Multiple Answers and <mathList>

Often a question has more than one answer; a quadratic equation could have two solutions, for example. The following code combines a few of our previous examples. You can adjust the coefficients of a quadratic equation, and then check whether you can correctly compute the solutions. You can enter both solutions, separated by a comma, and then check your answer.

<setup>
  <math simplify name="solution1">(-$b + sqrt($b^2- 4*$a*$c))/(2*$a)</math>
  <math simplify name="solution2">(-$b - sqrt($b^2- 4*$a*$c))/(2*$a)</math>
</setup>
 
<p>Enter the coefficients for <m>ax^2+bx+c</m>:</p> 
<p><m>a = </m> <mathInput name="a" prefill="1"/></p>
<p><m>b = </m> <mathInput name="b" prefill="0"/></p>
<p><m>c = </m> <mathInput name="c" prefill="-4"/></p>
 
<p>Enter the solutions to
  <m><math simplify>$a x^2 + $b x + $c</math>=0</m>
</p>
 
<p><m>x = </m>
  <answer unorderedCompare>
    <mathList>$solution1 $solution2</mathList>
  </answer>
</p>

Test code here.

As you can see in the code, the correct response is defined as a <mathList>, which is a list of <math> objects:

<mathList>$object1 ... $objectN</mathList>

Although the <math> components are separated by spaces in the code, the user’s answers should be separated by commas in the answer blank.

Notice that the code includes the unorderedCompare attribute in the <answer> tag. (As mentioned before, this is equivalent to unorderedCompare="true".) This attribute tells Doenet:

• The correct answer is a list of numbers or expressions, and
• The user can enter the individual objects of that list in any order and still receive full credit.

Finally, if you experimented with different coefficients in the last example, you may have noticed that the code is not robust enough to deal with the case where the quadratic equation has only one solution.

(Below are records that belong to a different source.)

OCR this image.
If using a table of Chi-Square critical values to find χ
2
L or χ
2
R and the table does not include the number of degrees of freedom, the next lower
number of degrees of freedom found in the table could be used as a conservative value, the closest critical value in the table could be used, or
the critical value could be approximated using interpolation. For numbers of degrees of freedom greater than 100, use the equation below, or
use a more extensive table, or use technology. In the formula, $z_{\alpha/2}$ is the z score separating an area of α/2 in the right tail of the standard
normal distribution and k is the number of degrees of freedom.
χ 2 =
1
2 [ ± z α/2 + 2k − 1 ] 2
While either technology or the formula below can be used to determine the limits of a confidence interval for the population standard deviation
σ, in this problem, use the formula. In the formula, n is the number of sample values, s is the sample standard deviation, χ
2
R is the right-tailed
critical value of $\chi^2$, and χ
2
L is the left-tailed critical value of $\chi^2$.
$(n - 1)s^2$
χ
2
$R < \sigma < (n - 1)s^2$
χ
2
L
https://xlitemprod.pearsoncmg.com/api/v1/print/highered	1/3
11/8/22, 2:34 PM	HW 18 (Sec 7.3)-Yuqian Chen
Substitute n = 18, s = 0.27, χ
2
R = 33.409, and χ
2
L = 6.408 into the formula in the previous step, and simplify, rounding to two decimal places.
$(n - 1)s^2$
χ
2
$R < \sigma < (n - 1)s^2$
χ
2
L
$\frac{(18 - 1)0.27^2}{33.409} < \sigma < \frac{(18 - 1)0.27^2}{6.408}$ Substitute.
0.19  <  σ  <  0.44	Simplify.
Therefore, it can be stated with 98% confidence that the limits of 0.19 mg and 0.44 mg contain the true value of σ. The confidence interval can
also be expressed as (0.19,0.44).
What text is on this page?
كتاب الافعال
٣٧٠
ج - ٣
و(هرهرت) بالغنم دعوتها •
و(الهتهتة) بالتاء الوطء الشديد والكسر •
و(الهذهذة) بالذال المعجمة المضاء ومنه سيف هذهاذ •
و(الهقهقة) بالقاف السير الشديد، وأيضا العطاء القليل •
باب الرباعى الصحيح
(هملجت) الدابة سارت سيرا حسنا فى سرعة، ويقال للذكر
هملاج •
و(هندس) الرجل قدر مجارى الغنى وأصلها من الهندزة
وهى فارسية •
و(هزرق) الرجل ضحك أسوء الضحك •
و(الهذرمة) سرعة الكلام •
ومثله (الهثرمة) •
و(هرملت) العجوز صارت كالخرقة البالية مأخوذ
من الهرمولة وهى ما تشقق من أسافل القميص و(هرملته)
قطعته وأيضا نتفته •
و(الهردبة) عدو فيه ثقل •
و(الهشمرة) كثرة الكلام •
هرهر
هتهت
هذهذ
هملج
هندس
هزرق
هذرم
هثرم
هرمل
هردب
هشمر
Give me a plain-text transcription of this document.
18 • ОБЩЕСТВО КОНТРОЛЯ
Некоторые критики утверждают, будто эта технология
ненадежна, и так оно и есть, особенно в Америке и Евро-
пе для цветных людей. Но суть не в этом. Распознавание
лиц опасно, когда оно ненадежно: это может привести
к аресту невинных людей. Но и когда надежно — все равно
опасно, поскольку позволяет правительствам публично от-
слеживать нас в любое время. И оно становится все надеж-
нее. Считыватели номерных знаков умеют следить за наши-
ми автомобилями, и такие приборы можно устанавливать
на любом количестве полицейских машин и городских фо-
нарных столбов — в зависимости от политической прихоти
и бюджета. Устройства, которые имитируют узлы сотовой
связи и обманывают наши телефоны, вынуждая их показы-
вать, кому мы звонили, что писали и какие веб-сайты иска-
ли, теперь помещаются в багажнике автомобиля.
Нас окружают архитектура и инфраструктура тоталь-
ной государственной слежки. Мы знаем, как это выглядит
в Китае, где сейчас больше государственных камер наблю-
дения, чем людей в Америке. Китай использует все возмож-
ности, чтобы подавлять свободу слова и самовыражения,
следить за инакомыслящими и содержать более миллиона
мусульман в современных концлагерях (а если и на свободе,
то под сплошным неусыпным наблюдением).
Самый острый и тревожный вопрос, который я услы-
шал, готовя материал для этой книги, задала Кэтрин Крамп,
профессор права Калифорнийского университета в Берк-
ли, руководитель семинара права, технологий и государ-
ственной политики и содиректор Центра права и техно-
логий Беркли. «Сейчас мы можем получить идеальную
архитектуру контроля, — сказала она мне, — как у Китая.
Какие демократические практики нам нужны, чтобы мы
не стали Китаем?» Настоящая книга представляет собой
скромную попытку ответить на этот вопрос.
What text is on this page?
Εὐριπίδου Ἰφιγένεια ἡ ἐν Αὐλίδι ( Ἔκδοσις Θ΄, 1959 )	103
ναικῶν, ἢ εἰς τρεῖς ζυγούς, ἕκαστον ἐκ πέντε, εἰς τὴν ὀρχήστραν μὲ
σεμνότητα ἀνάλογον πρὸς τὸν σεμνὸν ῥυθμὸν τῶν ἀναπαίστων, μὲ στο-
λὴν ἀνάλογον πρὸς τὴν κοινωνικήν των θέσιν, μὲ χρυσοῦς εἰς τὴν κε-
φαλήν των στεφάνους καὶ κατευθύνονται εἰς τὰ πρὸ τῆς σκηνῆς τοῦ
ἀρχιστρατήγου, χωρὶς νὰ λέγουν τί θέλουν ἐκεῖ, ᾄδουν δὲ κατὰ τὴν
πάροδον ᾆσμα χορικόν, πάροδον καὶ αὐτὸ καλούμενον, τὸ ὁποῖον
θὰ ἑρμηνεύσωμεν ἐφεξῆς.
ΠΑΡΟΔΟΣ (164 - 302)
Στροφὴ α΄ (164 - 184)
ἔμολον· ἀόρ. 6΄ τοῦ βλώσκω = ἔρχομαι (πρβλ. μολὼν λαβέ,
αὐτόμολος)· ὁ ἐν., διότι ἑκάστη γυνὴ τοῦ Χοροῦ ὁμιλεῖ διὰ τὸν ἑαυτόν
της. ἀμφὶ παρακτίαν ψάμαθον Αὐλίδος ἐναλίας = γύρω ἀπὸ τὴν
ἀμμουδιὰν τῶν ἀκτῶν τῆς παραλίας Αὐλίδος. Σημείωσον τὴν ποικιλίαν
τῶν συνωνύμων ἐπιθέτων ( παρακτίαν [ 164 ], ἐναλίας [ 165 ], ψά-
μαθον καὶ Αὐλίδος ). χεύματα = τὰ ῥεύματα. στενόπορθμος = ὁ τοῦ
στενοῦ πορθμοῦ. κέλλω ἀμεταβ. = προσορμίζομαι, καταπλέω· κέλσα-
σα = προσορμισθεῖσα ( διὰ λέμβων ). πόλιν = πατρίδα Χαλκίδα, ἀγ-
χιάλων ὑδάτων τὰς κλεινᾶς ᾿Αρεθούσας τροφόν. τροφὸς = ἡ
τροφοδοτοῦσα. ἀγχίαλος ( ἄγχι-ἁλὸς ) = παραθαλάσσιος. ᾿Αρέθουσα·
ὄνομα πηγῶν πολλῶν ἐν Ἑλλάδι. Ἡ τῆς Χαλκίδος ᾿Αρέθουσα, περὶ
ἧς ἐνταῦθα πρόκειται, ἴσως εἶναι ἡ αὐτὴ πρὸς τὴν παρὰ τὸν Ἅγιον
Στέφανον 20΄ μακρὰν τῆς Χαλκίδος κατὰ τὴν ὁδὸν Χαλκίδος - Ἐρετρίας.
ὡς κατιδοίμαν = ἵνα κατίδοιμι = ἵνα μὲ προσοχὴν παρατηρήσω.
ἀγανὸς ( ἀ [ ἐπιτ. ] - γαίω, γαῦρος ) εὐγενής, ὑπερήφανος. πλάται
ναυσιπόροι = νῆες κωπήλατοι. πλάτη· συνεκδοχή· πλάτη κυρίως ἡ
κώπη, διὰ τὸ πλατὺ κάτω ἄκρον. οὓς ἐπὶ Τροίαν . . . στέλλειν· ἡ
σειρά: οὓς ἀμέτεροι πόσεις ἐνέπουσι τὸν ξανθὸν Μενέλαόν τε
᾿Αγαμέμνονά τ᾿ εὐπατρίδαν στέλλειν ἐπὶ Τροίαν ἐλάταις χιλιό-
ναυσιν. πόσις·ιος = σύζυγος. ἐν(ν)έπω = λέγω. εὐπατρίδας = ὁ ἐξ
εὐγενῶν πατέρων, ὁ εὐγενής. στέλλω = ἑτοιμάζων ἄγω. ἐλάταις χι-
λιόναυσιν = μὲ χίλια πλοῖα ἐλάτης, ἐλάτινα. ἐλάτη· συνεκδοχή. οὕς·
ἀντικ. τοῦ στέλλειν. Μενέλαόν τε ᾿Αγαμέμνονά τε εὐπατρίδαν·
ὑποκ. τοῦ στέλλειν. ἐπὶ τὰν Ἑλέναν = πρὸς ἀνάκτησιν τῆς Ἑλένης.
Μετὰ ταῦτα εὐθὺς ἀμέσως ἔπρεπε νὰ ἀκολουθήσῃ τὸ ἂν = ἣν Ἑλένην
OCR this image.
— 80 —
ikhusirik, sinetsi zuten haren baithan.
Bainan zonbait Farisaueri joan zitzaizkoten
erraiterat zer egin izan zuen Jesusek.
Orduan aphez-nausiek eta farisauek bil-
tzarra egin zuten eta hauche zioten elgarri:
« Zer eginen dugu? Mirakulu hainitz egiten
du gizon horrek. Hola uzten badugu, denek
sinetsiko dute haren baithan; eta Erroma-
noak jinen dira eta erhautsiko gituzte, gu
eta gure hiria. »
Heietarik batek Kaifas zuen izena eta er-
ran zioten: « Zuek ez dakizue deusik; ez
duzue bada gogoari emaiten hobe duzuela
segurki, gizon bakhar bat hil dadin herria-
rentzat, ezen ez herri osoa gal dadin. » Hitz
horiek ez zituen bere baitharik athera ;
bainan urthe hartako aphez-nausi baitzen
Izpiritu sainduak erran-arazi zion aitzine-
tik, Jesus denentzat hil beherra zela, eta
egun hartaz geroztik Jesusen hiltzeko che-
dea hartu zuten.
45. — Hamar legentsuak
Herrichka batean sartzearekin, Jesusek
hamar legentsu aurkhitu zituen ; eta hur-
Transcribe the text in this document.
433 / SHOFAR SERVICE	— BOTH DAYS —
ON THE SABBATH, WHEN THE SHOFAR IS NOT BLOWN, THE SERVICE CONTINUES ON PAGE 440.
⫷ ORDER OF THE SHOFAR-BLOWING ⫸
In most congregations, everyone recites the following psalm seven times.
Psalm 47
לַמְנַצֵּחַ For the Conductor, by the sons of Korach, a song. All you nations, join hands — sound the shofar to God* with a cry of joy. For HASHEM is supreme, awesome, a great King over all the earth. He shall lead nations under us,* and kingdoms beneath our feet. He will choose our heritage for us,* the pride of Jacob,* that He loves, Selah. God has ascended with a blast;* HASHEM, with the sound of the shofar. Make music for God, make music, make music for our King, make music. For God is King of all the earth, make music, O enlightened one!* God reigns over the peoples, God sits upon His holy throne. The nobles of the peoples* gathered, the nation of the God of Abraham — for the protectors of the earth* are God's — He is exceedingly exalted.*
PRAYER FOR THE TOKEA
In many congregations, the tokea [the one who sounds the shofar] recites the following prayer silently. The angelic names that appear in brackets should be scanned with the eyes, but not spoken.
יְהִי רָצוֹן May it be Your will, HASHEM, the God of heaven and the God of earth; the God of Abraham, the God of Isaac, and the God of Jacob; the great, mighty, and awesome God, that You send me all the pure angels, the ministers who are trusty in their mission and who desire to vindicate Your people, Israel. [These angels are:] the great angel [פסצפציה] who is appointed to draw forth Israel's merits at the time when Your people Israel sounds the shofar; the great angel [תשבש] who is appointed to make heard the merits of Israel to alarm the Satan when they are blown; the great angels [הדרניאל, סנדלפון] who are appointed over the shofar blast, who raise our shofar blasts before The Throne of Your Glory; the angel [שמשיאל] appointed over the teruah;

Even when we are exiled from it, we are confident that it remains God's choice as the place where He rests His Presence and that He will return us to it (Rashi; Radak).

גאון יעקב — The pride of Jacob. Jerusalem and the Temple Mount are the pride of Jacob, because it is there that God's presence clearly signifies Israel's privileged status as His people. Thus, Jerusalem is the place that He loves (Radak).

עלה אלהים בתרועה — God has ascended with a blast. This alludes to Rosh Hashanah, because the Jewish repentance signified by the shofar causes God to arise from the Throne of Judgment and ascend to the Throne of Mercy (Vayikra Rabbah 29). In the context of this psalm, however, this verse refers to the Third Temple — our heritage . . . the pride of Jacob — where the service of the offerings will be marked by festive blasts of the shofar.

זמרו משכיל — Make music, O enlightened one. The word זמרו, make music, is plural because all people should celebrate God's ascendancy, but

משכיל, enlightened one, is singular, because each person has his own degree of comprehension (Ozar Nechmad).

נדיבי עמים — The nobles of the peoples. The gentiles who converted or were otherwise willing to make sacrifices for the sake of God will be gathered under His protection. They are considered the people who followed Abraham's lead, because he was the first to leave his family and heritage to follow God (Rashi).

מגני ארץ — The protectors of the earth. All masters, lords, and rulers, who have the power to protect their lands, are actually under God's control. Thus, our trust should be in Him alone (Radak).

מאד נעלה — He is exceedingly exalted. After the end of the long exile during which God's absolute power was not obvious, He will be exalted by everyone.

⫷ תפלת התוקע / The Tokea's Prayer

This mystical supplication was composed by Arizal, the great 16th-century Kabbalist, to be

If the equation is $x^2 = 0$, for example, you still have to enter $0,0$ to receive full credit, even though simply writing $x = 0$ would be more common in that case. Later on you’ll learn how to write more complicated code that can account for multiple cases in an answer blank.

Next Steps

We’ve only scratched the surface of answer checking in DoenetML. Later tutorials will talk about how to award partial credit, give feedback based on answers, show solutions after (or before!) a student has finished the problem, and more! The <answer> component can also check text answers, not just numbers and mathematical expressions, and there are options to fine-tune how close a student needs to be to the correct answer to receive credit.

Although we’ll return to answer checking in the future, for now we’re going to move on to defining and evaluating mathematical functions in DoenetML.